Né à Wedel près de Hambourg, Sebastian Knauer a une très longue complicité avec le clavier. Ses premiers pas dans une carrière jalonnée de succès remontent à ses cinq ans… On pense à Mozart bien entendu, mais tous les musiciens n’ont-ils pas en quelque sorte le même attachement, la même ferveur et le même zèle pour la musique qui coule dans leurs veines de source sûre! Aujourd’hui Sebastian Knauer que ses nombreuses tournées l’ont conduit un peu partout dans le monde, est l’hôte d’une nuit d’été sur les rives libanaises, à l’ombre de la très ancienne citadelle de Byblos.
«Puisque Dieu m’a donné un cœur joyeux, il me pardonnera de l’avoir servi joyeusement», avait confié un jour Haydn, en commentant son œuvre. C’est sous les auspices de cette même phrase que les premières mesures de la «Sonate en do mineur (Hob XIV 20)» ont été entamées par Sebastian Knauer, comme un subtil hommage à l’esprit des lieux où sommeillent un autel et des vitraux attentifs à ce flot merveilleux de notes révélant une grande richesse d’invention mélodique… Une inspiration généreuse, une franche spontanéité, de la souplesse dans le contrepoint, voilà des qualités de narration pianistique qui ne donnent jamais à l’auditeur l’impression de recherche ou d’effort, c’est tout cela à la fois Haydn avec la maîtrise de ne jamais toucher aux extrêmes d’une émotion ou de s’y appesantir…
Carillons et miroirs
Changement radical de ton et d’atmosphère avec la «Vallée des cloches» de Maurice Ravel où le piano tinte comme des carillons. Une fois de plus est-ce que en discret hommage à cette église où les cierges sont certes éteints mais tout aussi présents? Suivent ces «miroirs» où la virtuosité ne le cède en rien à la recherche de la couleur et à l’expression de certains sentiments indéfinissables. Et toujours de Ravel, cette «aubade du bouffon» intitulée justement «Alborado del gracioso» où l’auteur de «l’enfant et les sortilèges» entreprend à travers les touches du piano une authentique sérénade espagnole aux harmonies marquées et aux rythmes incisifs. Monde sonore enchanté où les timbres s’associent avec une surprenante liberté, avec le seul souci de traduire une expression ou d’obtenir un effet patiemment recherché…
Si le «clair de lune» au dehors jetait sa lumière argentée sur le parvis de l’église bercée par le roulis de la mer au loin, à l’intérieur, sous ces voûtes, la musique de Beethoven a submergé littéralement l’auditoire. La sonate «Quasi una fantasia» op.27 appelée «Clair de lune» (titre donné par le poète Rellstab et non par Beethoven) débute sur un adagio qui s’attarde en une rêverie mélancolique. Voix pleine de douceur et de vigueur à la fois où les sentiments débordent sur fond d’arpèges torrentiels et d’accords impétueux après un premier élan composé de retenue et de timides espoirs qui fondent brusquement en un déchaînement échevelé. Un sommet du répertoire pianistique romantique, restitué ici avec un éclat de joyau.

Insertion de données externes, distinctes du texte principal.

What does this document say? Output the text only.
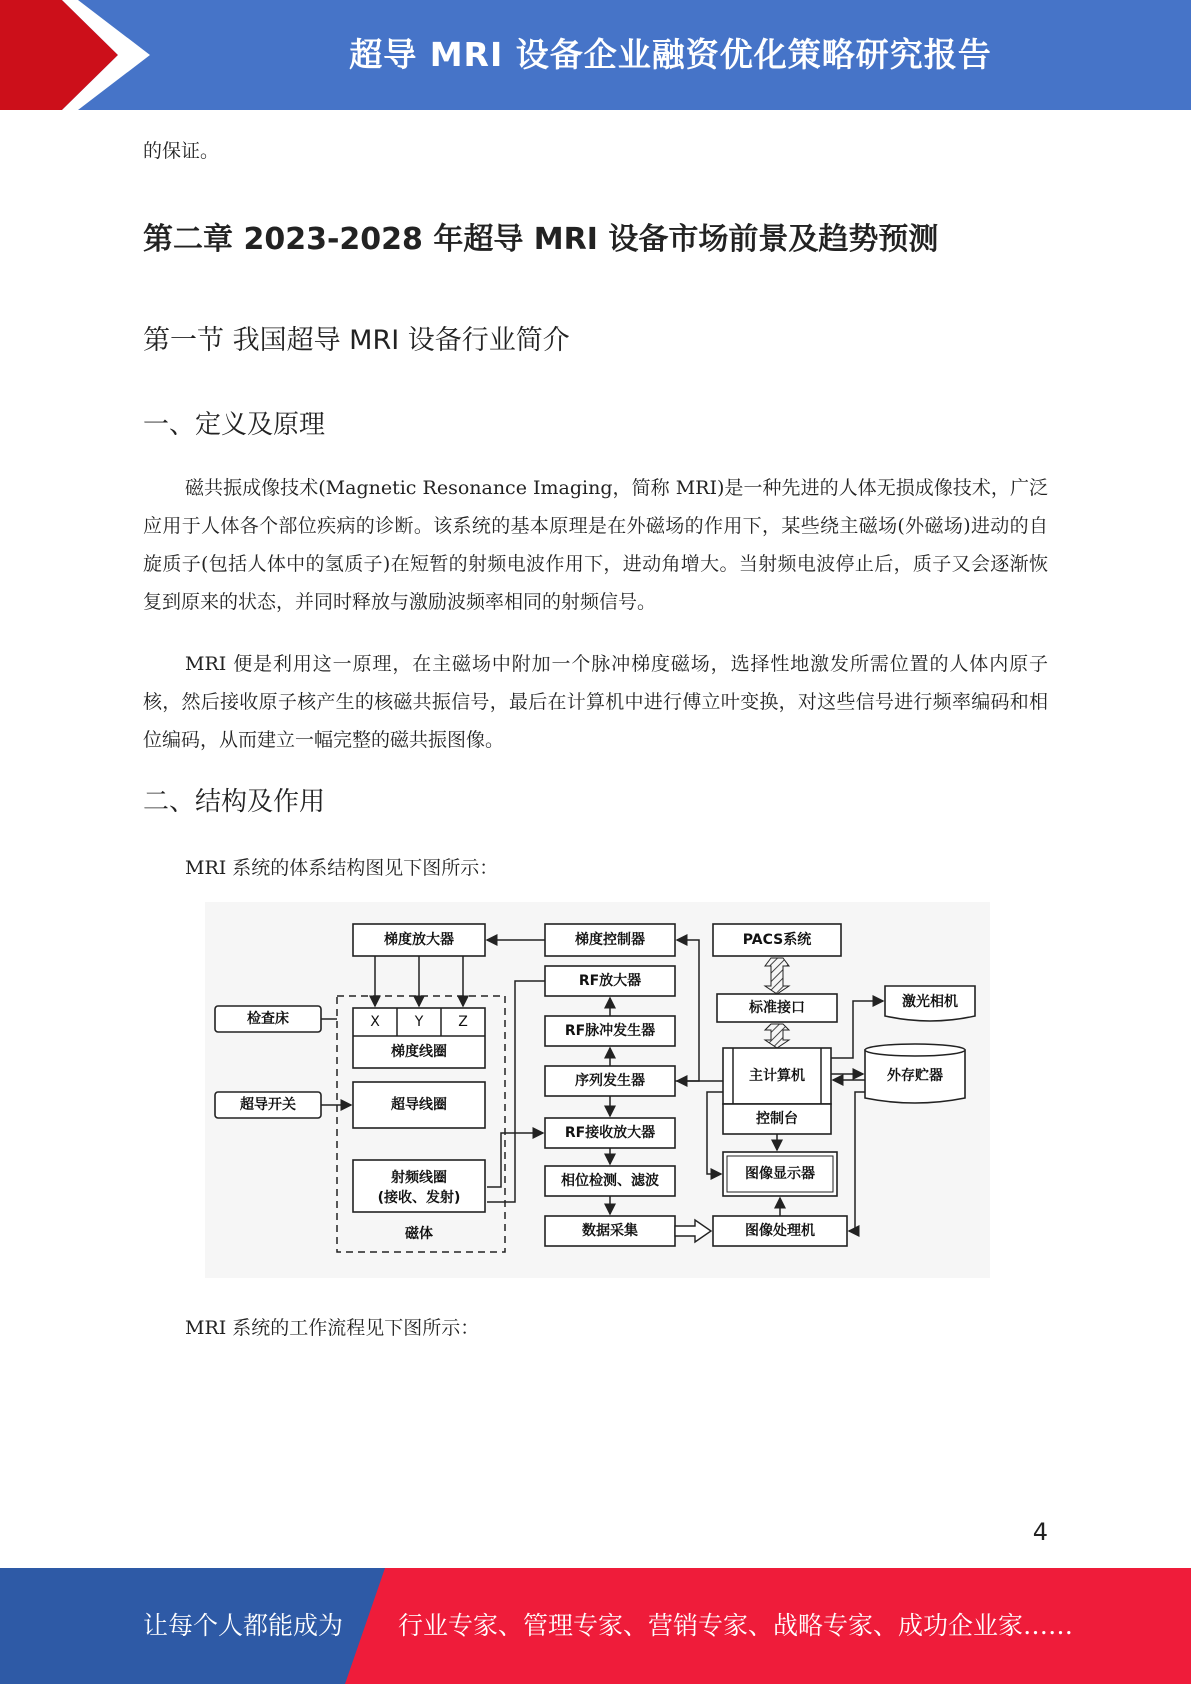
超导 MRI 设备企业融资优化策略研究报告
的保证。
第二章 2023-2028 年超导 MRI 设备市场前景及趋势预测
第一节 我国超导 MRI 设备行业简介
一、定义及原理

磁共振成像技术(Magnetic Resonance Imaging，简称 MRI)是一种先进的人体无损成像技术，广泛应用于人体各个部位疾病的诊断。该系统的基本原理是在外磁场的作用下，某些绕主磁场(外磁场)进动的自旋质子(包括人体中的氢质子)在短暂的射频电波作用下，进动角增大。当射频电波停止后，质子又会逐渐恢复到原来的状态，并同时释放与激励波频率相同的射频信号。

MRI 便是利用这一原理，在主磁场中附加一个脉冲梯度磁场，选择性地激发所需位置的人体内原子核，然后接收原子核产生的核磁共振信号，最后在计算机中进行傅立叶变换，对这些信号进行频率编码和相位编码，从而建立一幅完整的磁共振图像。

二、结构及作用
MRI 系统的体系结构图见下图所示：
梯度放大器	梯度控制器	PACS系统
RF放大器
标准接口	激光相机
检查床	X Y Z
梯度线圈
RF脉冲发生器
主计算机
控制台
外存贮器
序列发生器
超导开关	超导线圈
RF接收放大器
射频线圈
(接收、发射)
相位检测、滤波	图像显示器
磁体	数据采集	图像处理机
MRI 系统的工作流程见下图所示：
4
让每个人都能成为 行业专家、管理专家、营销专家、战略专家、成功企业家……
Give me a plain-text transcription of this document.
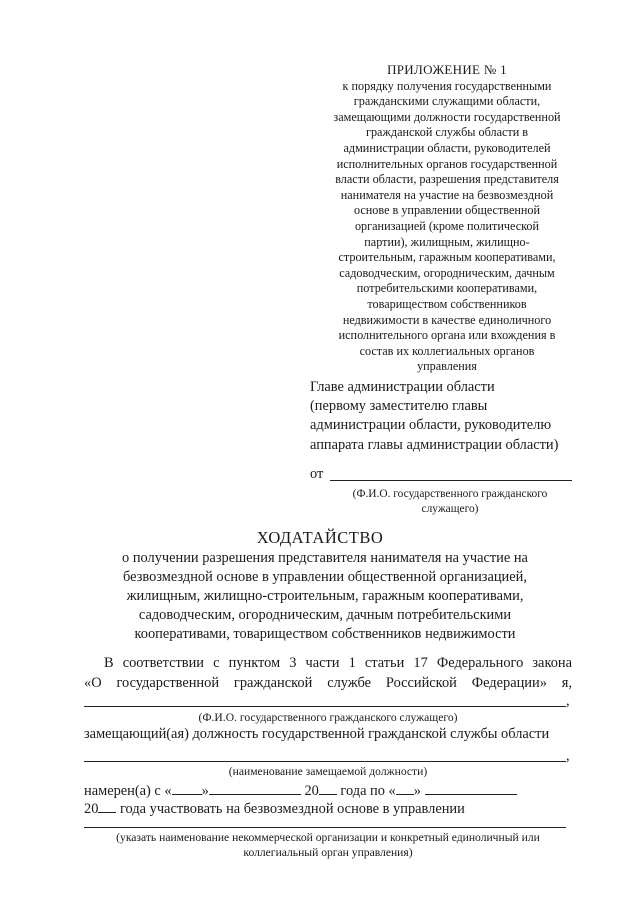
ПРИЛОЖЕНИЕ № 1
к порядку получения государственными
гражданскими служащими области,
замещающими должности государственной
гражданской службы области в
администрации области, руководителей
исполнительных органов государственной
власти области, разрешения представителя
нанимателя на участие на безвозмездной
основе в управлении общественной
организацией (кроме политической
партии), жилищным, жилищно-
строительным, гаражным кооперативами,
садоводческим, огородническим, дачным
потребительскими кооперативами,
товариществом собственников
недвижимости в качестве единоличного
исполнительного органа или вхождения в
состав их коллегиальных органов
управления
Главе администрации области
(первому заместителю главы
администрации области, руководителю
аппарата главы администрации области)
от
(Ф.И.О. государственного гражданского
служащего)
ХОДАТАЙСТВО
о получении разрешения представителя нанимателя на участие на
безвозмездной основе в управлении общественной организацией,
жилищным, жилищно-строительным, гаражным кооперативами,
садоводческим, огородническим, дачным потребительскими
кооперативами, товариществом собственников недвижимости
В соответствии с пунктом 3 части 1 статьи 17 Федерального закона
«О государственной гражданской службе Российской Федерации» я,
,
(Ф.И.О. государственного гражданского служащего)
замещающий(ая) должность государственной гражданской службы области
,
(наименование замещаемой должности)
намерен(а) с « »	20 года по « »
20 года участвовать на безвозмездной основе в управлении
(указать наименование некоммерческой организации и конкретный единоличный или
коллегиальный орган управления)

Pour terminer, du Schubert. Cette «sonate en mi mineur» illustre avec éclat l’amour de l’auteur des «impromptus» pour le piano, instrument dont il jouait fort bien sans être toutefois un virtuose comme Weber ou Liszt. On retrouve dans cette narration fluide, rêveuse, et par endroits déchaînée, toutes les ressources nouvelles de «pianoforte». Avec aussi une coupe classique mais peu rigoureuse où le thème se transforme au fur et à mesure de son développement. Lyrisme contenu, originalité certaine, atmosphère oscillant entre la joie et la tristesse avec des débordements à la fois subits et furtifs, cette sonate pleine d’une insaisissable poésie s’échappait en douce, par bribes et bouffées sonores par les portes grandes ouvertes de l’église pour rejoindre le silence d’une nuit de fin d’été… Splendide talent de Sebastian Knauer dont la musique ce soir-là était aussi intense et fervente qu’une prière…
Par-delà l’émotion d’une indicible élévation spirituelle, il y avait surtout ce jeu puissant et limpide, même dans les passages les plus brillants… Voilà une interprétation jaillie de main de maître, car rien n’était dépourvu d’expression dans les versions proposées.